Mumbai/ Pune: The Maharashtra Vikas Aghadi (MVA) coalition parties and the opposition Bharatiya Janata Party (BJP) went all out to marshal their forces on Friday polling day. The BJP transported ailing Pune MLAs in an ambulance, and the legal team of Nationalist Congress Party leader Nawab Malik knocked on the doors of the Bombay high court (HC) seeking permission for the jailed leader to cast his vote for the Upper House elections.

Even senior BJP leader and former state finance minister Sudhir Mungantiwar, whose father Dr Sacchidananda Mungantiwar passed away last week, travelled from Nagpur to cast his vote. Shiv Sena legislator and MLA from Alibag in Raigad district Mahendra Dalvi, who is recovering from a surgery, came to the legislature using a walker.

The BJP arranged a cardiac ambulance for Pimpri-Chinchwad legislator Laxman Jagtap to travel Mumbai to exercise his voting rights, quashing earlier plans to transport him by an air ambulance following the advice of his doctors. Legislator from Kasba peth Mukta Tilak reached Mumbai on June 8 and was admitted to Bombay Hospital after she complained of uneasiness on the same day. She too arrived at the Vidhan Sabha in an ambulance and was carried inside on a stretcher.

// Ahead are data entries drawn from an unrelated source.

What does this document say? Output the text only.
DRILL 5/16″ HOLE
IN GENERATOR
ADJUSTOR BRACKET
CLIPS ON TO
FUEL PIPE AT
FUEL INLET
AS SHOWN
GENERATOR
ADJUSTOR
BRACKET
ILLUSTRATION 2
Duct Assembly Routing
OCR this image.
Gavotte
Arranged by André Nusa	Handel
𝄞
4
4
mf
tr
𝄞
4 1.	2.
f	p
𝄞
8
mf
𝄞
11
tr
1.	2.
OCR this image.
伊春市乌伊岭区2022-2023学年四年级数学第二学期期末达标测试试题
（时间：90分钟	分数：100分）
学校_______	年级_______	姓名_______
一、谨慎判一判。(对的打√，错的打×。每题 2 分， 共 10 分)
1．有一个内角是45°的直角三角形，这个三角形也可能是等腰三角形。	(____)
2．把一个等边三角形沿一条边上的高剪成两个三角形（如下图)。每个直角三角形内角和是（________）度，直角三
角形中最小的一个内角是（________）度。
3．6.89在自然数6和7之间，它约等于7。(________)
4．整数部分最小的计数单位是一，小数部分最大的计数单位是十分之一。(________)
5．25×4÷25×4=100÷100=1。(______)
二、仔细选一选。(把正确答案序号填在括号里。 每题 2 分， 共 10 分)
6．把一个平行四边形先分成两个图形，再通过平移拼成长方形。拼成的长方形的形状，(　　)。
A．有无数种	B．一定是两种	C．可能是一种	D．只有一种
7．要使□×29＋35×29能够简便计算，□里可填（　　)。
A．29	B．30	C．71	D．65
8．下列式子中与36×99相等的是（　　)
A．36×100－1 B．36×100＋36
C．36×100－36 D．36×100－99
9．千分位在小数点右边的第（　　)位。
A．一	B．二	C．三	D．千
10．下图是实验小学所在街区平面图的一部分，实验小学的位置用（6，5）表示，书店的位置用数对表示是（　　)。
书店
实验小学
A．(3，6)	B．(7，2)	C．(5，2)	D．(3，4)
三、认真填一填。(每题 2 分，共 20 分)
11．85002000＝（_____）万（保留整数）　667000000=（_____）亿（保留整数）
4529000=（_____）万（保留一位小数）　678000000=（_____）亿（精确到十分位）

BJP spokesperson Sandeep Khardekar who travelled with Jagtap said, “As both the MLAs were in critical condition, party leaders Devendra Fadnavis and Chandrakant Patil and checked with them if it was possible to travel to Mumbai. Both Tilak and Jagtap wanted to do their part.”

Jagtap, who represents Chinchwad in the state assembly, has battled a serious ailment for almost two months. Mukta Tilak, who belongs to the family of Lokmanya Bal Gangadhar Tilak, represents the Kasba Peth constituency in Pune city, and is ailing for the past few months, having suffered from cancer and Covid-19.

An independent MLA close to Fadnavis, who recently recovered from Covid-19, said that the former chief minister had used his isolation period to network with leaders and legislators for the polls. “He was chalking out plans for this election around one-and-half to a month in advance,” he claimed.

Similarly, Mungantiwar, whose father passed away on 3 June, flew down from Mumbai via Nagpur specially to exercise his franchise. Mungantiwar represents Ballarshah in Chandrapur in the state assembly.

However, MVA faced disappointment after two of its incarcerated legislators, Malik and former home minister Anil Deshmukh, couldn’t cast their votes.

Malik and Deshmukh, who are arrested by the Enforcement Directorate (ED) in separate cases, had moved the Bombay HC on Thursday after their plea was denied by the sessions court. The HC heard Malik’s amended plea on Friday morning, and asked him to move the appropriate bench, effectively ending his chance to cast his vote on Friday. Deshmukh’s plea did not come up for hearing.